The tale is a charming, heartwarming and enticing fable in short titled chapters, which begins when young Matthew Wheeler returns home to find a large cardboard box by the bin outside his house. He’s an imaginative, inventive kid who loves making stuff, but well-brought up too, so he asks permission before co-opting the container for the space station he’s currently building. That doesn’t stop him slightly freaking out when the package starts offering advice and some expert technical aid.
It transpires the battered cardboard used to be a sorcerer’s toolbox, holding an infinitude of gear in a seemingly empty interior, and intensely frustrated because his owner never made anything physical, instead only messing about with spells. Rapidly adapting, Matthew starts a new project at Box’s suggestion, but ‘The See-Saw’ is a bit of a bodge and proves the container might have the tools, but is sorely lacking in knowhow.

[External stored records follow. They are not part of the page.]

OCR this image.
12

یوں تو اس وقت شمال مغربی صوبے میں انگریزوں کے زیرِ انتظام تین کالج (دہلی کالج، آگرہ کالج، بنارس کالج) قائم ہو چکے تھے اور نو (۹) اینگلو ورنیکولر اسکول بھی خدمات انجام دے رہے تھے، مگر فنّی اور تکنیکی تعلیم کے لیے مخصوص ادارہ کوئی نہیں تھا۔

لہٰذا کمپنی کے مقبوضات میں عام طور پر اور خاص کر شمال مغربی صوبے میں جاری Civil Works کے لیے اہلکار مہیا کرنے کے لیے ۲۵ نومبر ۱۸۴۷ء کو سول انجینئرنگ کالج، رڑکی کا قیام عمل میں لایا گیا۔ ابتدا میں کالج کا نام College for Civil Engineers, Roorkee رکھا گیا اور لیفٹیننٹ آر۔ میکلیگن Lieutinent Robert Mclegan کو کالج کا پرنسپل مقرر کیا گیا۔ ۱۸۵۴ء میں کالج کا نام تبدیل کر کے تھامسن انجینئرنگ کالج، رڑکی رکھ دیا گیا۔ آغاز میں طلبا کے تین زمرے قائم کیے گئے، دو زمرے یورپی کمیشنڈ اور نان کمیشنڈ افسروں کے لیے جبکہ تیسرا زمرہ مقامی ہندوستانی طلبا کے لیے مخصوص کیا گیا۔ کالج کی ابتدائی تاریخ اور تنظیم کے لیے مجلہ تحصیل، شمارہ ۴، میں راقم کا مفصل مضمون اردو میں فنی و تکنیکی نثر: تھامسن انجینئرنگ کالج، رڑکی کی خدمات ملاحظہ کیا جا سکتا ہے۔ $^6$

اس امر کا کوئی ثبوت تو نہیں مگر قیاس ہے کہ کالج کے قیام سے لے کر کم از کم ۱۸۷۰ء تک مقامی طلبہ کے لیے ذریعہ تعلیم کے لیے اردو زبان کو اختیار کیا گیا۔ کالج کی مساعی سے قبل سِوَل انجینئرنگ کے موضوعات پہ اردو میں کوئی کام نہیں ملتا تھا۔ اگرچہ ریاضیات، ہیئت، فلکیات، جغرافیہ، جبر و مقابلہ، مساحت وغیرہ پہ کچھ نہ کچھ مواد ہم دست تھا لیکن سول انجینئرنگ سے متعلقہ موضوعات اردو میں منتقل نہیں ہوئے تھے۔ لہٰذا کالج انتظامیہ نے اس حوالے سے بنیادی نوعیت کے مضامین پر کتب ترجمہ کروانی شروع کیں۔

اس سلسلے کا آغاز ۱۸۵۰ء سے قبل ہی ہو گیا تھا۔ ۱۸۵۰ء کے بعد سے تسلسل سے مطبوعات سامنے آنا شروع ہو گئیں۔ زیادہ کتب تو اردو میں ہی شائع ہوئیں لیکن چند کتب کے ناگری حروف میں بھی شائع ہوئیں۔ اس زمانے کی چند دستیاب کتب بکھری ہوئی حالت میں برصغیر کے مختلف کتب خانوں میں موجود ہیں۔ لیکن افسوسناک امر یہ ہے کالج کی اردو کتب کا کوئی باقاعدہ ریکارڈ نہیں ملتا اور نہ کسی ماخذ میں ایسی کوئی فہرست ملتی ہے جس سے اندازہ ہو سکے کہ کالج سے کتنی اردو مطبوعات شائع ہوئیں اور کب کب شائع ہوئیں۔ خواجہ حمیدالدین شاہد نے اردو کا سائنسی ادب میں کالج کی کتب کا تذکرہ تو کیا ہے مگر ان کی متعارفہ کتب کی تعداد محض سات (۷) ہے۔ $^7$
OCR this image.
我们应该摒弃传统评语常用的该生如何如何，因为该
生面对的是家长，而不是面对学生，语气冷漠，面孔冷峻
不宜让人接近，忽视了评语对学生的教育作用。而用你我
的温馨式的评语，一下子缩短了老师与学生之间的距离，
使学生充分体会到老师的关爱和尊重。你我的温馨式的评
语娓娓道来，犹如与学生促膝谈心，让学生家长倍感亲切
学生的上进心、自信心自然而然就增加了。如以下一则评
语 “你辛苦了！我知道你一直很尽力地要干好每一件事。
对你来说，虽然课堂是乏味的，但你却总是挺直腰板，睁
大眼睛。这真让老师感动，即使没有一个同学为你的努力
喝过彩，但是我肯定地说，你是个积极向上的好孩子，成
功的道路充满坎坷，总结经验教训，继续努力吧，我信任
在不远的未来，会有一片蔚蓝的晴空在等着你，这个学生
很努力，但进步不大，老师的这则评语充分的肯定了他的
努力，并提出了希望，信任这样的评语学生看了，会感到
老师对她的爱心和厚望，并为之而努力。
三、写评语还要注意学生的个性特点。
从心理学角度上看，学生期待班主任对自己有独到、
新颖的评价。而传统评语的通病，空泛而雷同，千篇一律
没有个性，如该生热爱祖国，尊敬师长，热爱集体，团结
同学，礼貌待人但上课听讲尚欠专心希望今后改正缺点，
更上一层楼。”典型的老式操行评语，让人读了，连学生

The talking toolkit’s next idea is ‘The What-Happens-Then Machine’, affording opportunity to share its origins whilst also warning that most humans who see its true nature freeze and forget quite quickly. When Mum and Dad end up utterly spellbound, it transpires that only the sorcerer can unlock their paralysis, so boy and Box immediately head for ‘The House in the Forest’ and a rendezvous with the terrible unknown.
After enduring nature at its worst and braving the polite-but-firm outer deterrents of the solitary mage, they eventually enter his lonely house, only to discover ‘Torquist Binklestunk’ is missing and a giant snake is now in residence.
Thus begins a desperate race to restore the magician and find a cure for Mum and Dad, with Matthew’s budding skills crucial in crafting a solution. When he succeeds and goes home to magically effect ‘The Awakening’, he successfully hides just how long his parents have been switched off.
Short, sweet, and amazingly appetising, Box is certain to make many fans and inspire kids to build their own worlds of wonder.